We reject Dover's contention the notice requirements of N.J.S.A. 2A:18-61.1e apply only to return of property for tenancy use, not "personal occupancy by a new owner." Not only is the term "residential use" not so limited, but N.J.S.A. 2A:18-61.1a, setting forth the legislative findings and intent for the enactment of N.J.S.A. 2A:18-61.1e, specifically refers to a finding that "[a]cute State and local shortages of supply and high levels of demand for residential dwellings have motivated removal of blameless tenants in order to directly or indirectly profit from conversion to higher income rental or ownership interest residential use." (Emphasis added). This is an explicit recognition by the Legislature that residential use encompasses both a rental interest and a fee simple interest.

We also reject Dover's contention that even if it should have notified plaintiffs of its intention not to convert the property, it matters not because it could have evicted plaintiffs

[257 NJSuper Page 505]

pursuant to N.J.S.A. 2A:18-61.1l(3). Eviction pursuant to that subsection is permitted where the owner "seeks to personally occupy a unit, or has contracted to sell the residential unit to a buyer who wishes to personally occupy it and the contract for sale calls for the unit to be vacant at the time of closing . . . ." Dover did not seek to personally occupy the house and at the time it gave plaintiffs the statutory notice to quit, it did not have a contract to sell to the Mays providing for the 0 vacating of the premises upon closing.

As recognized by the Legislature, housing shortages in the State have led to "unfortunate attempts to displace tenants employing pretexts, stratagems or means other than those provided pursuant to the intent of State eviction laws designated to fairly balance and protect rights of tenants and landlords." N.J.S.A. 2A:18-61.1a(b).

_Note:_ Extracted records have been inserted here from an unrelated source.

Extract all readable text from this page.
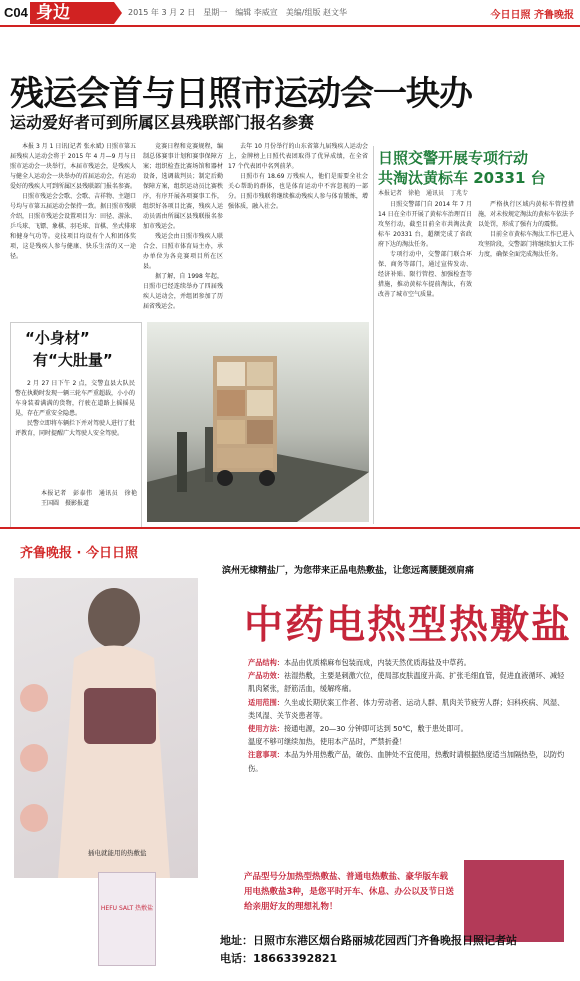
C04 身边	2015 年 3 月 2 日　星期一　编辑 李威宣　美编/组版 赵文华	今日日照 齐鲁晚报
残运会首与日照市运动会一块办
运动爱好者可到所属区县残联部门报名参赛

本报 3 月 1 日讯(记者 张永斌) 日照市第五届残疾人运动会将于 2015 年 4 月—9 月与日照市运动会一块举行，本届市残运会，是残疾人与健全人运动会一块举办的首届运动会，有运动爱好的残疾人可到所属区县残联部门报名参赛。

日照市残运会会歌、会歌、吉祥物、主题口号均与市第五届运动会保持一致。据日照市残联介绍，日照市残运会设置项目为：田径、游泳、乒乓球、飞镖、象棋、羽毛球、盲棋、坐式排球和健身气功等。竞技项目均设有个人和团体奖项，这是残疾人参与健康、快乐生活的又一途径。

竞赛日程和竞赛规程，编制总体赛事计划和赛事保障方案；组织检查比赛场馆和器材设备，选调裁判员；制定后勤保障方案，组织运动员比赛秩序，有序开展各项赛事工作，组织好各项目比赛，残疾人运动员需由所属区县残联报名参加市残运会。

残运会由日照市残疾人联合会、日照市体育局主办，承办单位为各竞赛项目所在区县。

据了解，自 1998 年起，日照市已经连续举办了四届残疾人运动会，并组团参加了历届省残运会。

去年 10 月份举行的山东省第九届残疾人运动会上，金牌榜上日照代表团取得了优异成绩，在全省 17 个代表团中名列前茅。

日照市有 18.69 万残疾人，他们是需要全社会关心帮助的群体，也是体育运动中不容忽视的一部分。日照市残联将继续推动残疾人参与体育锻炼，增强体质，融入社会。

日照交警开展专项行动
共淘汰黄标车 20331 台
本报记者　徐艳　通讯员　丁兆专

日照交警部门自 2014 年 7 月 14 日在全市开展了黄标车治理百日攻坚行动，截至目前全市共淘汰黄标车 20331 台，超额完成了省政府下达的淘汰任务。

专项行动中，交警部门联合环保、商务等部门，通过宣传发动、经济补贴、限行管控、加强检查等措施，推动黄标车提前淘汰，有效改善了城市空气质量。

严格执行区域内黄标车管控措施，对未按规定淘汰的黄标车依法予以处罚，形成了强有力的震慑。

目前全市黄标车淘汰工作已进入攻坚阶段，交警部门将继续加大工作力度，确保全面完成淘汰任务。

“小身材”
有“大肚量”

2 月 27 日下午 2 点，交警直县大队民警在执勤时发现一辆三轮车严重超载，小小的车身装着满满的货物，行驶在道路上摇摇晃晃，存在严重安全隐患。

民警立即将车辆拦下并对驾驶人进行了批评教育，同时提醒广大驾驶人安全驾驶。

本报记者　彭泰伟　通讯员　徐艳　王国圆　摄影报道

齐鲁晚报 · 今日日照
滨州无棣精盐厂，为您带来正品电热敷盐，让您远离腰腿颈肩痛
中药电热型热敷盐
产品结构：本品由优质棉麻布包装而成，内装天然优质海盐及中草药。
产品功效：祛湿热敷，主要是刺激穴位，使局部皮肤温度升高、扩张毛细血管，促进血液循环、减轻肌肉紧张，舒筋活血，缓解疼痛。
适用范围：久坐或长期伏案工作者、体力劳动者、运动人群、肌肉关节疲劳人群；妇科疾病、风湿、类风湿、关节炎患者等。
使用方法：接通电源，20—30 分钟即可达到 50℃，敷于患处即可。
温度不够可继续加热，使用本产品时，严禁折叠！
注意事项：本品为外用热敷产品，破伤、血肿处不宜使用，热敷时请根据热度适当加隔热垫，以防灼伤。
插电就能用的热敷盐
HEFU SALT 热敷盐
产品型号分加热型热敷盐、普通电热敷盐、豪华版车载用电热敷盐3种，是您平时开车、休息、办公以及节日送给亲朋好友的理想礼物！
地址：日照市东港区烟台路丽城花园西门齐鲁晚报日照记者站
电话：18663392821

It is in the "public interest of the State to maintain for citizens the broadest protections available under State eviction laws to avoid such displacement and resultant loss of affordable housing . . . ." N.J.S.A. 2A:18-61.1a(d). The protection afforded by N.J.S.A. 2A:18-61.1e responds in part to these concerns. To be sure, there is no evidence of any bad faith on the part of Dover here. But even so, we think nothing short of strict compliance is required.

Reversed and remanded for further proceedings consistent with this opinion.


Reversed and remanded for further proceedings consistent with this opinion.